“A marriage-licence!” Miss Hewitt repeated again, in tones of consternation; “and what does the fool want with a licence as costs money, when you can put up the banns, as is far more respectable, and be married the right way.”
“I don’t know as there’s anything that ain’t respectable in a licence, and anyway it’s the only thing,” said Patty, “for him and me. If I can’t get it, I’ll have to let it alone, that’s all. A marriage as mightn’t be anything much for the moment, but enough to make the hair stand upright on your head, Aunt Patience, all the same!”
“What kind of marriage would that be?” said the old lady, sceptical yet interested; “that fine Roger of yours, maybe, as is probable to be made a lord for his battin’ and his bowlin’. Lord! Patty, how you can be such a fool, a niece of mine!”
“I ain’t such a fool,” said Patty, growing red, “though it might be better for me if I was. But anyhow I am your niece, as you say, and I can’t—be that kind of fool; maybe I’m a bigger fool, if it’s true as that old witch at the Manor says.”

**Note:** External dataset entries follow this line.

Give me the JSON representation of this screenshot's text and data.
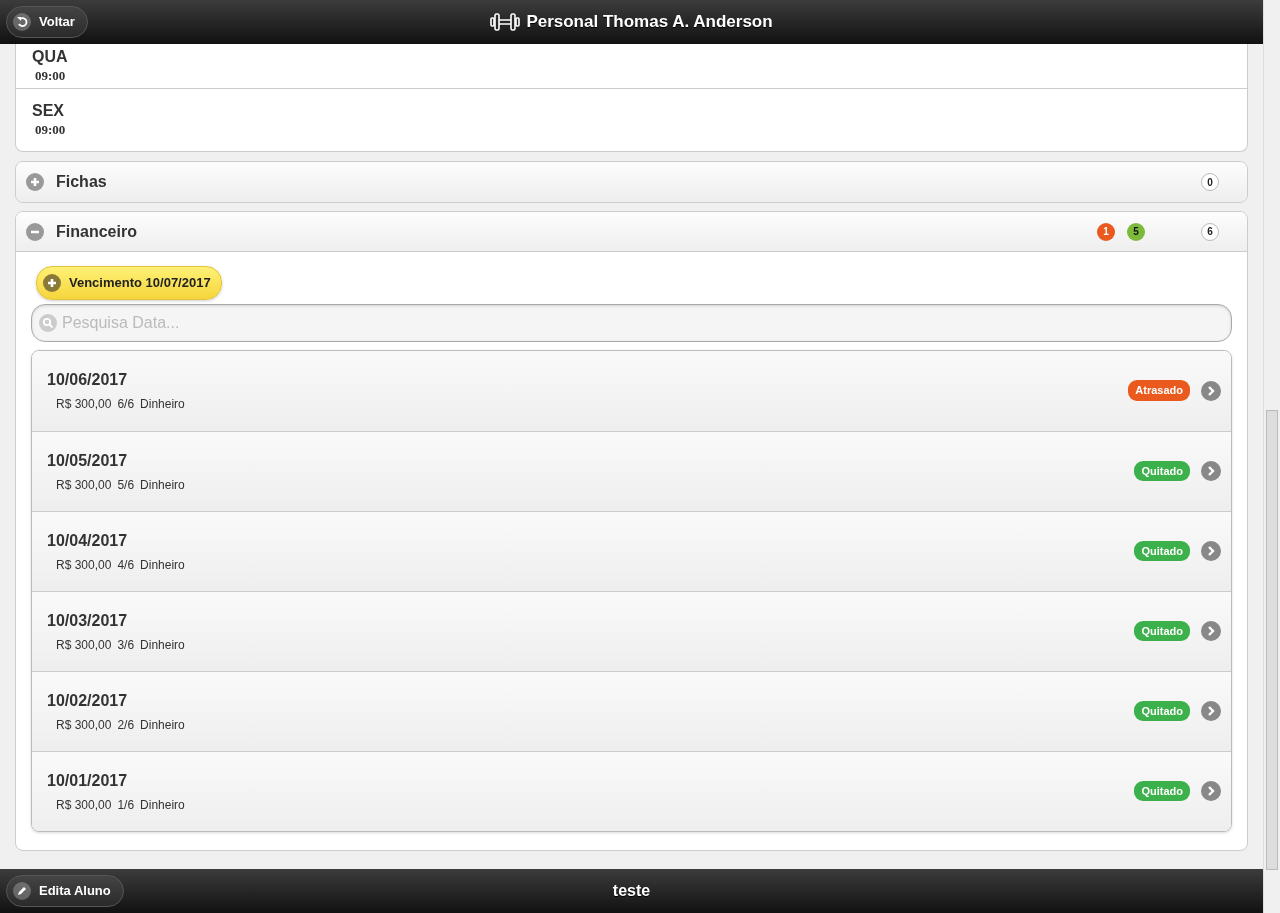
{
  "header": {
    "back_button": "Voltar",
    "title": "Personal Thomas A. Anderson"
  },
  "schedule": [
    {
      "day": "QUA",
      "time": "09:00"
    },
    {
      "day": "SEX",
      "time": "09:00"
    }
  ],
  "sections": [
    {
      "title": "Fichas",
      "expanded": false,
      "counts": [
        {
          "text": "0",
          "kind": "total"
        }
      ]
    },
    {
      "title": "Financeiro",
      "expanded": true,
      "counts": [
        {
          "text": "1",
          "kind": "late"
        },
        {
          "text": "5",
          "kind": "paid"
        },
        {
          "text": "6",
          "kind": "total"
        }
      ],
      "due_button": "Vencimento 10/07/2017",
      "search": {
        "placeholder": "Pesquisa Data..."
      },
      "payments": [
        {
          "date": "10/06/2017",
          "amount": "R$ 300,00",
          "installment": "6/6",
          "method": "Dinheiro",
          "status": "Atrasado",
          "kind": "late"
        },
        {
          "date": "10/05/2017",
          "amount": "R$ 300,00",
          "installment": "5/6",
          "method": "Dinheiro",
          "status": "Quitado",
          "kind": "paid"
        },
        {
          "date": "10/04/2017",
          "amount": "R$ 300,00",
          "installment": "4/6",
          "method": "Dinheiro",
          "status": "Quitado",
          "kind": "paid"
        },
        {
          "date": "10/03/2017",
          "amount": "R$ 300,00",
          "installment": "3/6",
          "method": "Dinheiro",
          "status": "Quitado",
          "kind": "paid"
        },
        {
          "date": "10/02/2017",
          "amount": "R$ 300,00",
          "installment": "2/6",
          "method": "Dinheiro",
          "status": "Quitado",
          "kind": "paid"
        },
        {
          "date": "10/01/2017",
          "amount": "R$ 300,00",
          "installment": "1/6",
          "method": "Dinheiro",
          "status": "Quitado",
          "kind": "paid"
        }
      ]
    }
  ],
  "footer": {
    "edit_button": "Edita Aluno",
    "title": "teste"
  }
}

“What old witch?” cried the other old witch in the parlour, pricking up her ears.
“Aunt Patience,” cried Patty, “you as knows: can they lock up in a madhouse a young man as isn’t mad, no more than you or me; but is just silly, as any one of us might be? Can they put him out of his property, or send for the Lord Chancellor and take everything from him to his very name? Oh, what’s the use of asking who he is? Who could he be? there ain’t but one like that in all this county, and you know who he is as well as I do. Mr. Gervase Piercey. Sir Giles’ son and heir! and they’ve got neither chick nor child but him!”
“Patty,” said the elder woman, laying a grip like that of a bird with claws upon her niece’s arm, “is it ’im as you want the thirty pounds for to buy the licence? Tell me straight out, and not a word more.”
“It is him,” said Patty, in full possession of her h’s, and with a gravity that became the importance of the occasion. Miss Hewitt did not say a word. She rose from her chair, and, proceeding to the window, pulled down the thick linen blind. She then placed a chair against the door. Then she took from the recess near the fireplace an old workbox, full to all appearance, when she opened it with a key which she took out of her purse, with thread and needles of various kinds. Underneath this, when she had taken the shelf completely out, appeared something wrapt in a handkerchief half-hemmed, with a threaded needle stuck in it—as if it had been a piece of work put aside—which proved to be an old pocketbook. She held this in her hand for a moment only, gave Patty a look, full of suspicion, scrutiny, yet subdued enthusiasm; then she opened it and took out carefully three crisp and crackling notes, selecting them one by one from different bundles. Then with great deliberation she put notes, pocketbook, the covering shelf, of the workbox, and the box itself back into the place where it had stood before.
“Mind, now you’ve seen it, I’ll put it all into another place,” Miss Hewitt said; “so you may tell whoever you like, they won’t find it there.”
“Why should I tell?” said Patty; “it’s more for my interest you should keep it safe.”